Once you've endeavored to build an agent — once you've watched them run and debugged the ones that ran into walls — you start getting more sophisticated. My latest is a business intelligence agent. It doesn't wait for me to ask it something. It's constantly out there reading the market — tracking what users in my space are actually looking for. What competitors are doing well and doing wrong, what's showing up in reviews and conversations. It doesn't wait for me to wonder about the market. It watches the market and tells me what I should be wondering about.
Autonomy.
I highly doubt I am doing this the right way, but it works for me. I hit a pain point. I build a minion. Now I'm doing things in a new way. The new process reveals a new pain point. I build another minion. Sometimes that creates a conflict. So then I make sure they're built to work together. And that evolves the process. And now — a new pain point. New minion connected to the crew and the workflow. Rinse repeat.

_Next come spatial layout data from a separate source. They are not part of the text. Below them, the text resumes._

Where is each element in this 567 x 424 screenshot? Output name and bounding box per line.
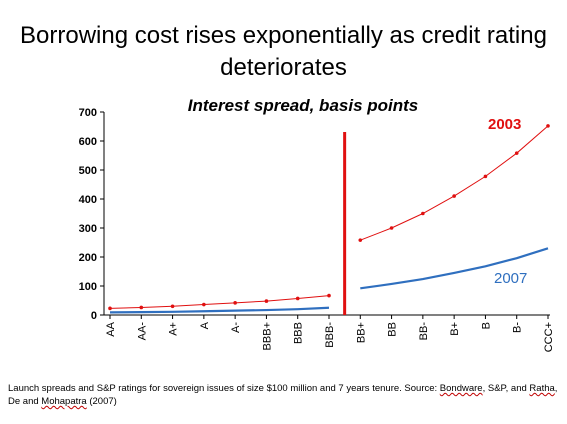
series-line-2003 [109,295,330,309]
series-label-2003: 2003 [488,116,522,133]
data-point-2003 [389,226,394,230]
footnote-source-bondware: Bondware [439,383,483,394]
slide-title: Borrowing cost rises exponentially as cr… [20,22,547,81]
x-tick-label: BBB [293,322,305,344]
data-point-2003 [546,124,550,128]
data-point-2003 [264,299,269,303]
x-tick-label: B [480,322,492,329]
x-tick-label: AA [105,321,117,336]
data-point-2003 [514,151,519,155]
data-point-2003 [202,302,206,307]
series-line-2003 [360,125,549,241]
footnote: Launch spreads and S&P ratings for sover… [8,382,563,408]
y-tick-label: 600 [79,136,97,148]
x-tick-label: BB- [418,322,430,341]
x-tick-label: BB+ [355,322,367,343]
data-point-2003 [233,301,237,305]
series-label-2007: 2007 [494,270,528,287]
series-line-2007 [109,306,330,314]
data-point-2003 [139,305,144,310]
x-tick-label: CCC+ [543,322,555,352]
data-point-2003 [483,174,488,179]
x-tick-label: BB [387,322,399,337]
x-tick-label: B+ [449,322,461,336]
x-tick-label: A+ [168,322,180,336]
y-tick-label: 400 [79,194,97,206]
series-2007 [109,247,549,314]
data-point-2003 [108,306,112,311]
y-tick-label: 300 [79,223,97,235]
footnote-text: Launch spreads and S&P ratings for sover… [8,383,440,394]
data-point-2003 [295,296,300,301]
y-tick-label: 700 [79,107,97,119]
footnote-author-ratha: Ratha [529,383,555,394]
y-tick-label: 500 [79,165,97,177]
data-point-2003 [327,293,331,298]
data-point-2003 [358,238,363,242]
x-tick-label: A [199,321,211,329]
footnote-author-mohapatra: Mohapatra [41,396,87,407]
series-line-2007 [360,247,549,290]
chart-subtitle: Interest spread, basis points [187,96,419,115]
x-tick-label: AA- [136,322,148,341]
x-tick-label: B- [512,322,524,333]
footnote-text: , S&P, and [482,383,530,394]
data-point-2003 [421,211,425,216]
chart-series [108,124,550,314]
footnote-text: (2007) [86,396,117,407]
chart-axes [103,112,550,316]
x-tick-label: BBB- [324,322,336,348]
y-tick-label: 200 [79,252,97,264]
data-point-2003 [452,194,456,198]
y-tick-label: 0 [91,310,97,322]
footnote-text: , De and [8,383,558,407]
x-tick-label: A- [230,322,242,333]
data-point-2003 [170,304,175,309]
x-tick-label: BBB+ [261,322,273,350]
y-tick-label: 100 [79,281,97,293]
series-2003 [108,124,550,311]
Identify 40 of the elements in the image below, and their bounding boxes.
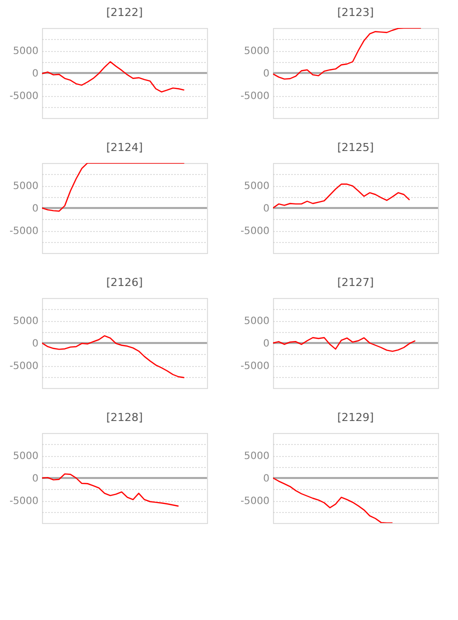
line-series bbox=[42, 335, 185, 378]
line-series bbox=[273, 337, 416, 352]
y-tick-label: 5000 bbox=[13, 181, 38, 192]
y-tick-label: -5000 bbox=[240, 361, 270, 372]
chart-title: [2126] bbox=[106, 276, 143, 289]
y-tick-label: 5000 bbox=[13, 46, 38, 57]
line-series bbox=[273, 184, 410, 209]
y-tick-label: 5000 bbox=[13, 451, 38, 462]
y-tick-label: -5000 bbox=[9, 91, 38, 102]
y-tick-label: 5000 bbox=[13, 316, 38, 327]
y-tick-label: 0 bbox=[32, 474, 38, 484]
line-series bbox=[273, 477, 394, 523]
y-tick-label: -5000 bbox=[240, 496, 270, 507]
y-tick-label: 5000 bbox=[244, 181, 270, 192]
line-series bbox=[42, 61, 185, 92]
y-tick-label: 0 bbox=[32, 204, 38, 214]
chart-title: [2128] bbox=[106, 411, 143, 424]
y-tick-label: -5000 bbox=[9, 226, 38, 237]
y-tick-label: 0 bbox=[32, 68, 38, 80]
y-tick-label: 0 bbox=[263, 338, 270, 350]
y-tick-label: 0 bbox=[32, 338, 38, 350]
y-tick-label: -5000 bbox=[240, 91, 270, 102]
y-tick-label: 5000 bbox=[244, 316, 270, 327]
line-series bbox=[42, 163, 185, 212]
y-tick-label: 0 bbox=[263, 68, 270, 80]
y-tick-label: -5000 bbox=[9, 496, 38, 507]
chart-title: [2129] bbox=[337, 411, 374, 424]
y-tick-label: 0 bbox=[263, 204, 270, 214]
chart-title: [2123] bbox=[337, 6, 374, 19]
y-tick-label: 5000 bbox=[244, 451, 270, 462]
chart-title: [2124] bbox=[106, 141, 143, 154]
line-series bbox=[273, 28, 422, 80]
chart-title: [2125] bbox=[337, 141, 374, 154]
chart-title: [2122] bbox=[106, 6, 143, 19]
y-tick-label: 0 bbox=[263, 474, 270, 484]
y-tick-label: -5000 bbox=[9, 361, 38, 372]
line-series bbox=[42, 473, 180, 507]
y-tick-label: -5000 bbox=[240, 226, 270, 237]
y-tick-label: 5000 bbox=[244, 46, 270, 57]
chart-title: [2127] bbox=[337, 276, 374, 289]
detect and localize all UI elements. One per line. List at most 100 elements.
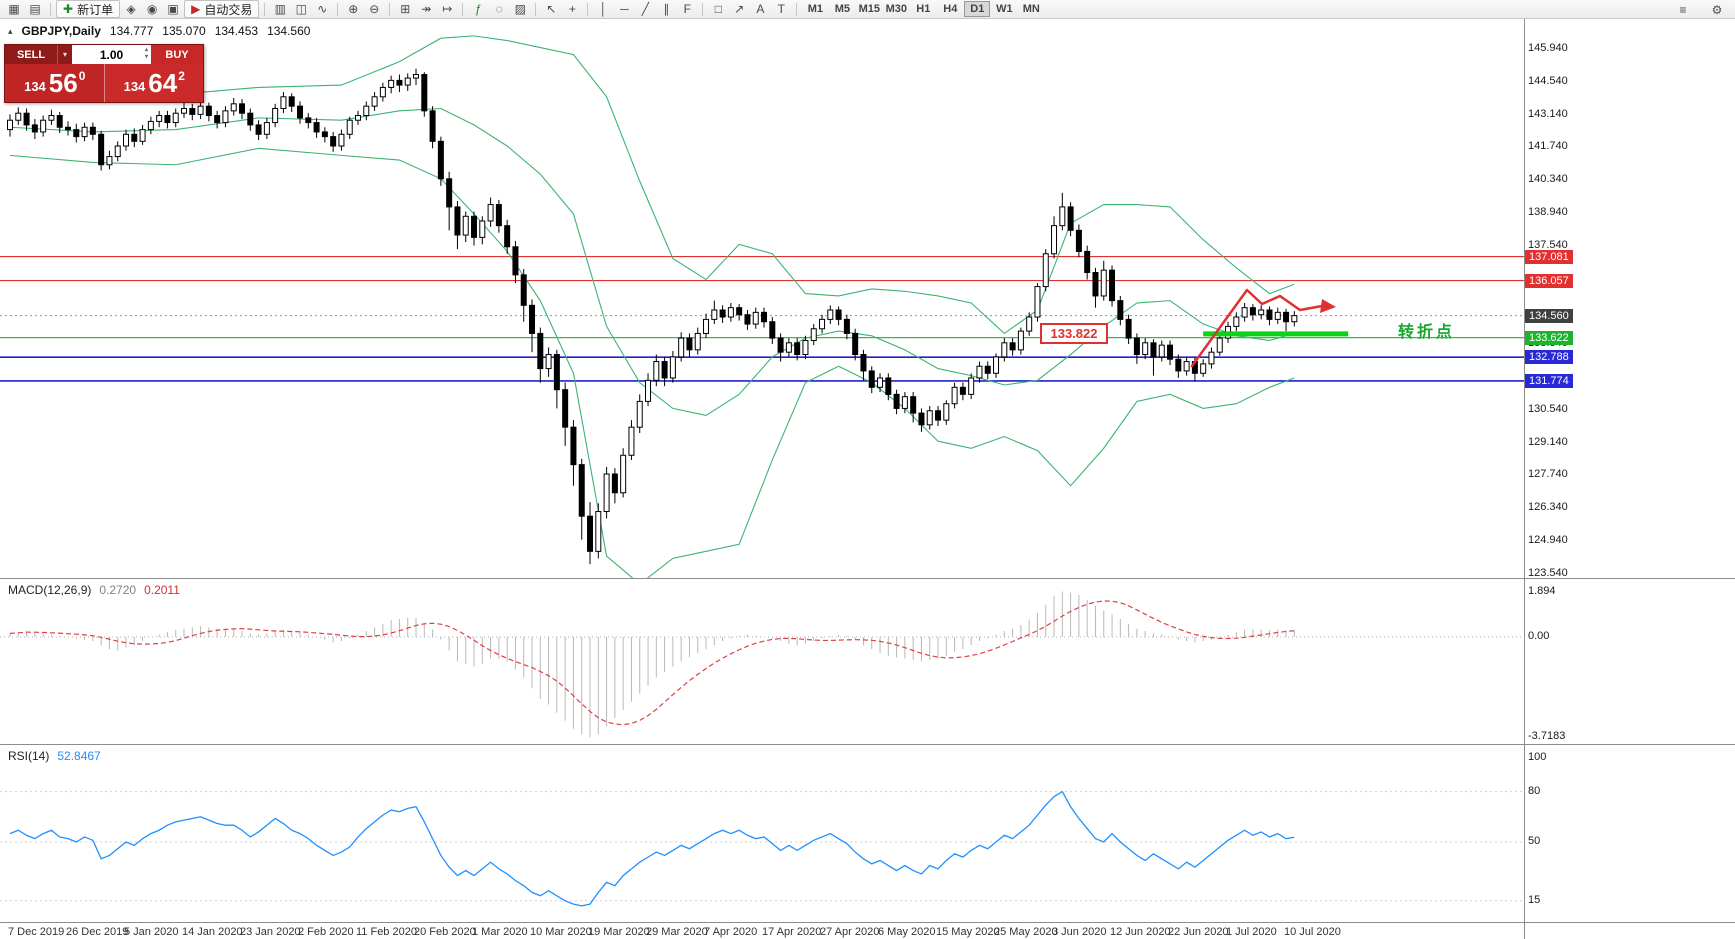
spin-down-icon[interactable]: ▾ [144, 54, 148, 60]
trendline-icon[interactable]: ╱ [641, 2, 649, 16]
macd-name: MACD(12,26,9) [8, 583, 92, 597]
price-axis-label: 123.540 [1528, 566, 1568, 579]
autotrade-button[interactable]: ▶ 自动交易 [184, 0, 260, 18]
collapse-arrow-icon[interactable]: ▴ [8, 25, 13, 36]
candles-layer [7, 68, 1298, 565]
horizontal-level-lines[interactable] [0, 255, 1524, 382]
rsi-axis-label: 50 [1528, 835, 1541, 847]
new-order-button[interactable]: ✚ 新订单 [56, 0, 121, 18]
alerts-icon[interactable]: ◉ [146, 2, 158, 16]
toolbar-separator [587, 2, 589, 16]
vertical-line-icon[interactable]: │ [599, 2, 608, 16]
timeframe-w1[interactable]: W1 [996, 3, 1013, 15]
cursor-icon[interactable]: ↖ [546, 2, 557, 16]
date-axis-label: 22 Jun 2020 [1168, 926, 1229, 938]
new-order-icon: ✚ [63, 2, 74, 16]
sell-price[interactable]: 134 56 0 [5, 64, 105, 102]
rsi-axis-label: 100 [1528, 751, 1547, 763]
ohlc-close: 134.560 [267, 24, 311, 38]
zoom-out-icon[interactable]: ⊖ [369, 2, 380, 16]
macd-main-value: 0.2720 [99, 583, 137, 597]
indicators-icon[interactable]: ƒ [474, 2, 482, 16]
price-level-annotation[interactable]: 133.822 [1040, 323, 1108, 344]
auto-scroll-icon[interactable]: ↠ [421, 2, 432, 16]
market-watch-icon[interactable]: ◈ [126, 2, 136, 16]
price-level-badge: 137.081 [1525, 249, 1573, 264]
profiles-icon[interactable]: ▤ [29, 2, 41, 16]
trade-panel-prices: 134 56 0 134 64 2 [5, 64, 203, 102]
sell-price-point: 0 [78, 69, 86, 83]
periods-icon[interactable]: ◌ [495, 2, 503, 16]
buy-price-point: 2 [178, 69, 185, 83]
text-icon[interactable]: A [756, 2, 765, 16]
date-axis-label: 10 Mar 2020 [530, 926, 592, 938]
date-axis-label: 7 Dec 2019 [8, 926, 65, 938]
date-axis-label: 12 Jun 2020 [1110, 926, 1171, 938]
candlestick-chart-icon[interactable]: ◫ [295, 2, 307, 16]
fibonacci-icon[interactable]: F [683, 2, 691, 16]
rsi-axis-label: 15 [1528, 893, 1541, 906]
date-axis-label: 5 Jan 2020 [124, 926, 179, 938]
templates-icon[interactable]: ▨ [514, 2, 526, 16]
symbol-period-label: GBPJPY,Daily [21, 24, 101, 38]
timeframe-m5[interactable]: M5 [834, 3, 850, 15]
arrows-icon[interactable]: ↗ [734, 2, 745, 16]
turning-point-label: 转折点 [1398, 324, 1456, 341]
volume-value: 1.00 [99, 47, 124, 62]
line-chart-icon[interactable]: ∿ [317, 2, 328, 16]
horizontal-line-icon[interactable]: ─ [620, 2, 629, 16]
spin-up-icon[interactable]: ▴ [144, 47, 148, 53]
date-axis-label: 7 Apr 2020 [704, 926, 758, 938]
tile-windows-icon[interactable]: ⊞ [400, 2, 411, 16]
shapes-icon[interactable]: □ [714, 2, 722, 16]
timeframe-h1[interactable]: H1 [916, 3, 931, 15]
date-axis-label: 1 Mar 2020 [472, 926, 528, 938]
date-axis-label: 26 Dec 2019 [66, 926, 129, 938]
rsi-panel [0, 790, 1524, 907]
date-axis-label: 25 May 2020 [994, 926, 1058, 938]
timeframe-h4[interactable]: H4 [943, 3, 958, 15]
settings-gear-icon[interactable]: ⚙ [1711, 2, 1723, 17]
new-chart-icon[interactable]: ▦ [8, 2, 20, 16]
ohlc-open: 134.777 [109, 24, 154, 38]
price-axis-label: 144.540 [1528, 74, 1568, 87]
buy-button[interactable]: BUY [151, 45, 203, 64]
chart-shift-icon[interactable]: ↦ [442, 2, 453, 16]
date-axis-label: 19 Mar 2020 [588, 926, 650, 938]
price-axis-label: 124.940 [1528, 534, 1568, 547]
mailbox-icon[interactable]: ▣ [167, 2, 179, 16]
panel-separators [0, 19, 1735, 939]
date-axis-label: 17 Apr 2020 [762, 926, 822, 938]
toolbar: ▦ ▤ ✚ 新订单 ◈ ◉ ▣ ▶ 自动交易 ▥ ◫ ∿ ⊕ ⊖ ⊞ ↠ ↦ ƒ ◌ ▨ ↖ + │ ─ ╱ ∥ F □ ↗ A T M1 M5… [0, 0, 1735, 19]
toolbar-right-icons: ≡ ⚙ [1673, 1, 1727, 18]
macd-indicator-title: MACD(12,26,9) 0.2720 0.2011 [8, 583, 180, 597]
price-axis-label: 127.740 [1528, 468, 1568, 481]
price-level-badge: 132.788 [1525, 350, 1573, 365]
sell-button[interactable]: SELL [5, 45, 57, 64]
chevron-down-icon: ▾ [62, 50, 67, 59]
buy-price[interactable]: 134 64 2 [104, 64, 203, 102]
timeframe-d1[interactable]: D1 [964, 1, 991, 17]
toolbar-menu-icon[interactable]: ≡ [1679, 2, 1687, 17]
timeframe-m15[interactable]: M15 [858, 3, 881, 15]
date-axis-label: 1 Jul 2020 [1226, 926, 1277, 938]
timeframe-mn[interactable]: MN [1022, 3, 1040, 15]
ohlc-low: 134.453 [214, 24, 259, 38]
volume-stepper[interactable]: 1.00 ▴ ▾ [72, 45, 151, 64]
zoom-in-icon[interactable]: ⊕ [348, 2, 359, 16]
equidistant-channel-icon[interactable]: ∥ [663, 2, 670, 16]
text-label-icon[interactable]: T [777, 2, 785, 16]
crosshair-icon[interactable]: + [568, 2, 576, 16]
bar-chart-icon[interactable]: ▥ [274, 2, 286, 16]
price-level-badge: 131.774 [1525, 373, 1573, 388]
toolbar-separator [264, 2, 266, 16]
timeframe-m1[interactable]: M1 [807, 3, 823, 15]
price-axis-label: 138.940 [1528, 206, 1568, 218]
order-type-dropdown[interactable]: ▾ [57, 45, 72, 64]
trend-arrow-drawing[interactable] [1190, 288, 1336, 368]
rsi-name: RSI(14) [8, 749, 50, 763]
timeframe-m30[interactable]: M30 [885, 3, 908, 15]
volume-spinner-icons[interactable]: ▴ ▾ [145, 47, 148, 61]
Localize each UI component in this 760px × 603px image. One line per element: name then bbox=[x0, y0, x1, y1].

I'm not going to pretend this is fast. But it's working. Every loop, the work that only I can do gets a little smaller. And the work the minions handle gets a little bigger.
Designing them is simpler than you'd think — if you're willing to slow down. Most of the work is the instructions. You sit down and sketch out every detail of what you actually want this thing to do, and you don't skip the parts that feel obvious. They don't think like people. They are little and yellow and dumb. You spell it all out. There's no body language. No context cues. No inferring intent. They do what you say, and that is it. It's a skill I'm getting better at.
At this point they're becoming the backbone. Four minions running my dashboard. Five with a hand in app development. An autonomous coding agent with a supervisor agent — Ralph and Grandma — that writes code on its own. Two that handle the entire submission process to Apple. One builds the submission input (they have to have designed this to be insanely tedious to weed out weekend warriors). One audits what's in the submission paperwork before I pull the trigger (and they still miss shit — drives me batty). A marketing agent with a degree worth of skills, and that business intelligence agent that never clocks out. So — like twelve to fifteen agents. Fifteen pieces of software doing work that I don't want to do, don't have time to do, or honestly don't know how to do. They're doing the white collar mundane while I make lunches, do laundry, and vacuum.
And I've whittled my business dailies down to ideas, design, real-life testing, final submission, maintenance, and orchestration. Everything in between — the research, the coding, the app testing, the market analysis, the daily operations — that's all minions now. If I'm honest it feels a bit like I have a crew again.